- IATA: YKN; ICAO: KYKN; FAA LID: YKN;

Summary
- Airport type: Public
- Owner: City of Yankton
- Location: Yankton, South Dakota
- Elevation AMSL: 1,306 ft (398 m)
- Coordinates: 42°55′00″N 97°23′09″W﻿ / ﻿42.91667°N 97.38583°W
- Interactive map of Chan Gurney Municipal Airport

Runways
| Direction | Length |  | Surface |
| ft | m |
| 1/19 | 3,380 | 1,030 | Asphalt |
| 13/31 | 6,095 | 1,858 | Concrete |

= Chan Gurney Municipal Airport =

Airport in South Dakota, United States

Chan Gurney Municipal Airport is a regional airport located three miles north of Yankton, in Yankton County, South Dakota.

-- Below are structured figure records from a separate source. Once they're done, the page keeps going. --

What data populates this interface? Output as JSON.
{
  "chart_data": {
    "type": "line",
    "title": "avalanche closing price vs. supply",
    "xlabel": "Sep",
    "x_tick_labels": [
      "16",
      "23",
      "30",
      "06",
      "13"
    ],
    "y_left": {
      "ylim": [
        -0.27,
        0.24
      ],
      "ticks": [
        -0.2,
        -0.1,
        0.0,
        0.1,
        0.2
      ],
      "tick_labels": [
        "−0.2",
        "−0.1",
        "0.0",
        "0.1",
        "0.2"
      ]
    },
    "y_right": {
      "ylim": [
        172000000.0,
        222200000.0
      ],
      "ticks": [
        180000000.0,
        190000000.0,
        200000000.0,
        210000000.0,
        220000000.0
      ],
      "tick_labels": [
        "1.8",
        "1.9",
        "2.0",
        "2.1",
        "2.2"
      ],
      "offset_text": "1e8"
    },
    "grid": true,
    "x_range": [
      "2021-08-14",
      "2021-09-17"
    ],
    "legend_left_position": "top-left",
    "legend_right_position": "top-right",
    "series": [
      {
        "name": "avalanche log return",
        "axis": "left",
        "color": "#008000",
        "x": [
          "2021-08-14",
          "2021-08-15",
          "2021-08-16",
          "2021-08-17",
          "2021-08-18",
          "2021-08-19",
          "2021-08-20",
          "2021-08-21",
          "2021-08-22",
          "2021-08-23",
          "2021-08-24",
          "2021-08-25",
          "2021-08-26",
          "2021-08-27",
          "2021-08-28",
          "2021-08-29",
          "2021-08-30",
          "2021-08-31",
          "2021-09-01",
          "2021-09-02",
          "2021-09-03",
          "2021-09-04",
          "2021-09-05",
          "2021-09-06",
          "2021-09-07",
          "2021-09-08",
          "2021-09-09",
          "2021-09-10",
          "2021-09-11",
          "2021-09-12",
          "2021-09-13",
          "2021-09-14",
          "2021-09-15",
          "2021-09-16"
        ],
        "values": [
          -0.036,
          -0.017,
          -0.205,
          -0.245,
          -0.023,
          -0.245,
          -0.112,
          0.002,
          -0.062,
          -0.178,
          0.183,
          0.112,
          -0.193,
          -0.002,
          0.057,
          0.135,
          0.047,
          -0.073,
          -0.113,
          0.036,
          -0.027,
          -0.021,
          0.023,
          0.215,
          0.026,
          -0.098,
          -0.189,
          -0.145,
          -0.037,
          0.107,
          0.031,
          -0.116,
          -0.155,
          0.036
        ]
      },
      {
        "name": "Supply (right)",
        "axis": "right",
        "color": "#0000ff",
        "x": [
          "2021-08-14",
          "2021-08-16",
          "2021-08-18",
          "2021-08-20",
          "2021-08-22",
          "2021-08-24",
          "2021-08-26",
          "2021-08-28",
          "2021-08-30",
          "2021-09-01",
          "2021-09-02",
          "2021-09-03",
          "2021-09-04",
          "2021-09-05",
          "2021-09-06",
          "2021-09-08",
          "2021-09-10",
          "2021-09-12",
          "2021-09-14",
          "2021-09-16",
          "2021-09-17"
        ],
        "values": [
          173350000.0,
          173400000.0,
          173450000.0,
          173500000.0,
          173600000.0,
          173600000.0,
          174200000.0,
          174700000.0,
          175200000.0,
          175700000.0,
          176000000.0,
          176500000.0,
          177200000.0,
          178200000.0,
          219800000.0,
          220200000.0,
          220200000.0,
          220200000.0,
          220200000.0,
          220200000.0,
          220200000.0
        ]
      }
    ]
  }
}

It is named for John Chandler Gurney, a native of Yankton who was a sergeant in the U.S. Army during World War I and later became a member of the United States Senate.

== History ==
North Central began Douglas DC-3 flights to Yankton in 1957–1958; successor Republic left about 1982 and Yankton dropped out of the OAG in 1989–1990. AAA Airlines also served Yankton with non-stop flights to Sioux Falls, South Dakota, and to Norfolk, Nebraska. In April 2001, United Express discontinued its flight to Denver.

== Facilities and aircraft ==
The airport covers 458 acre and has two runways.